Core inflation pressures have remained muted due to two factors – slack in the economy and rising margins of producers last year. The subdued core inflation has coexisted with strong GDP growth averaging above 8%. Low core inflation indicates lack of demand-pull inflation pressures, with actual growth tracking below potential growth. This is also confirmed by reduction in current account deficit to 0.7% of GDP in FY24. Current account deficit is essentially the gap between imports and exports. If the economy was growing above potential, then there would be a widening in deficit with rise in imports.
Another factor which has kept core inflation pressures under control is widening margins of corporates in FY24, due to decline in input cost pressures. This supported GDP growth and allowed producers to absorb some of the increase in prices in FYTD25. However, listed companies results in Q1FY25, indicate rising margin pressures as input cost rise. PMI surveys for both services and manufacturing indicate that producers are passing-on rising input costs to consumers. A gradual rise is expected in core inflation in the remainder of FY25. However, compared to last year, core inflation pressures are expected to remain lower. Hence, despite persistent food inflation pressure, core inflation is expected to remain contained.
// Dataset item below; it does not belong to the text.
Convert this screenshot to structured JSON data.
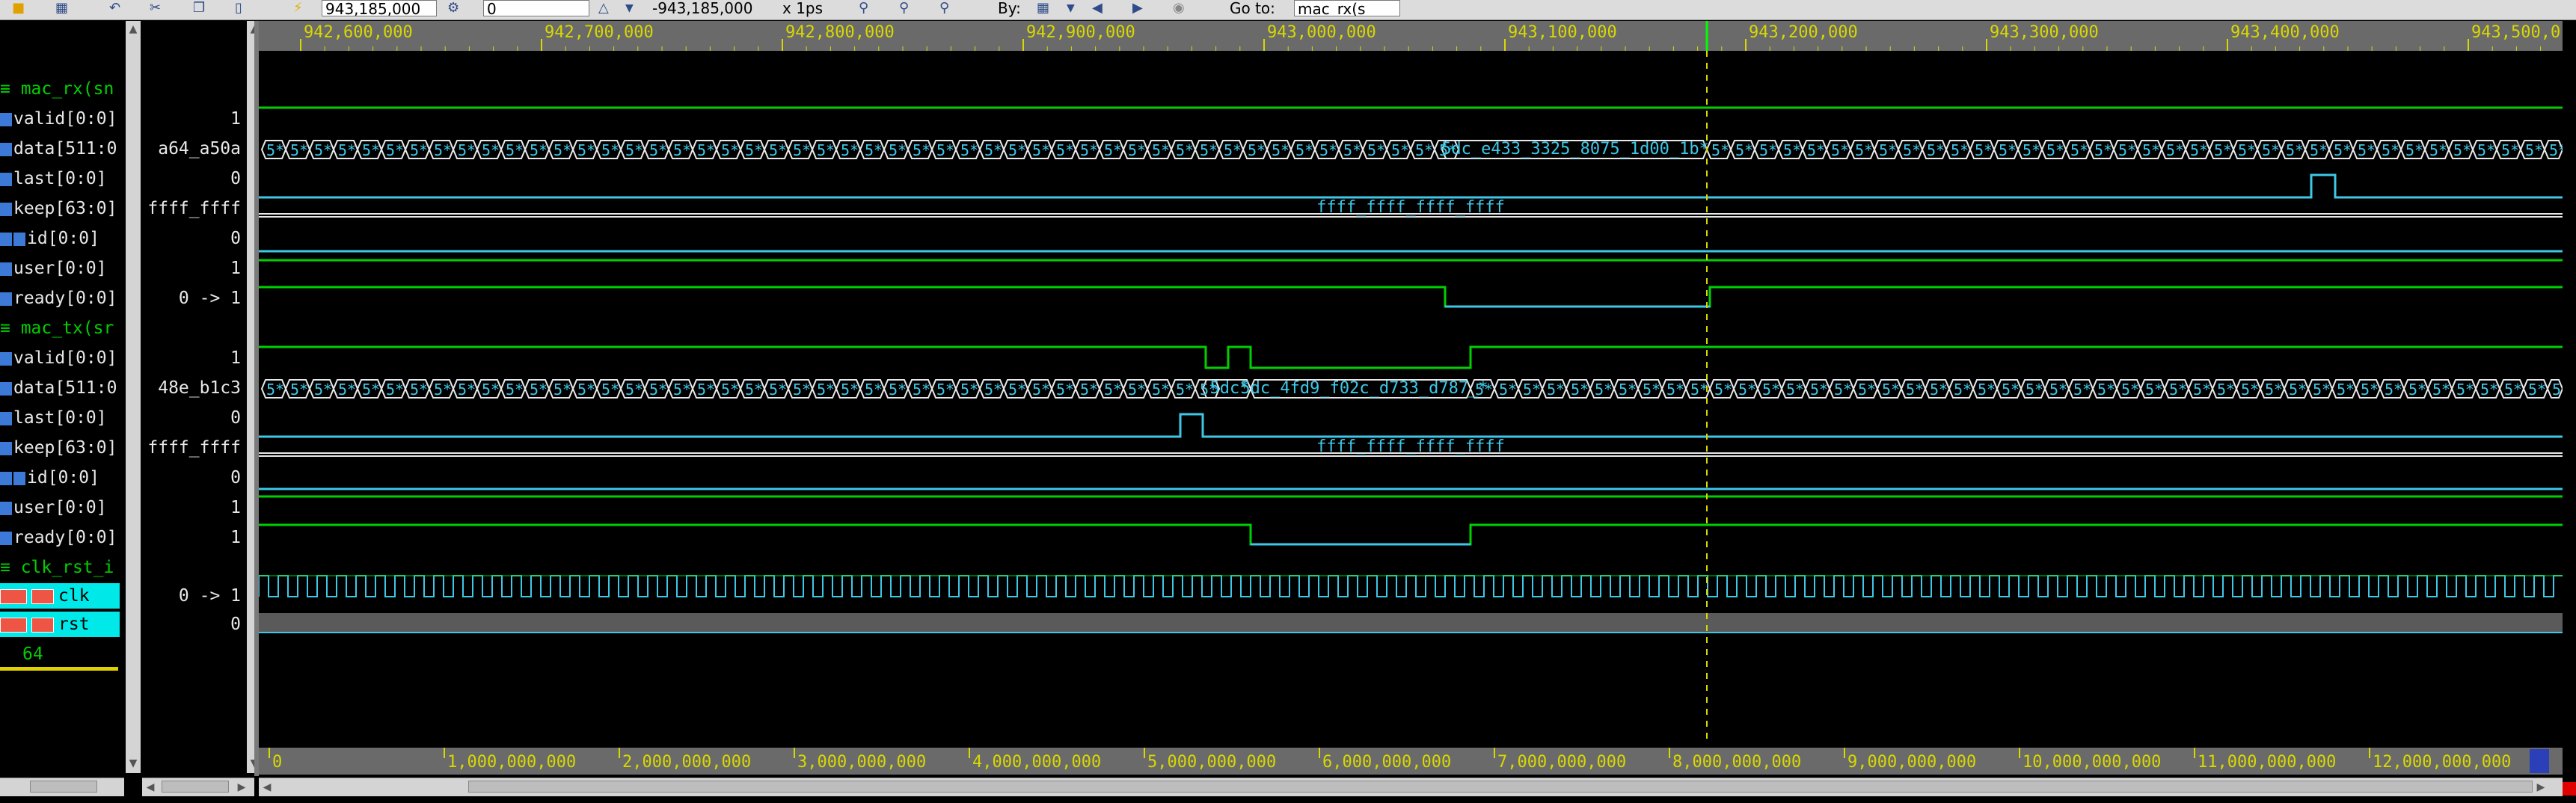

Another factor to keep in mind is that the CPI is due for base-year revision. The current 2012 base-year gives 45.9% weight to food and beverages. The FY23 consumption surveys indicate reduction in weight of food with rise in per-capita income. We estimate the FY23 base-year CPI, the weight of food and beverage would be 4% lower. This would imply marginally lower inflation in the current scenario of high food inflation and low core inflation. This highlights that even if inflation is expected to average slightly higher than 4.0%, it shouldn’t be seen as a factor to prevent rate cuts. The RBI estimates CPI inflation to average at 4.5% in FY25 and 4.4% in Q1FY26. This implies that inflation on an average remains close to the 4.0% target.
The good news is that food inflation pressures have begun to ease in August 2024 with retail prices of vegetables, pluses and cereals tracking lower on a Month-on-Month basis. Monsoon distribution has been normal with 50% of the country receiving normal rainfall. More than 90% of the kharif sowing is complete. Reservoir levels are tracking higher than 10-year average, which is supportive of the Rabi crop. Post the monsoon season, there will be clarity on food inflation outlook. Expected moderation in food inflation and subdued core inflation, provide policy space for RBI to cut interest rates in Q4 2024 (October or December meeting).
(Gaura Sen Gupta is the Chief Economist at IDFC FIRST Bank.)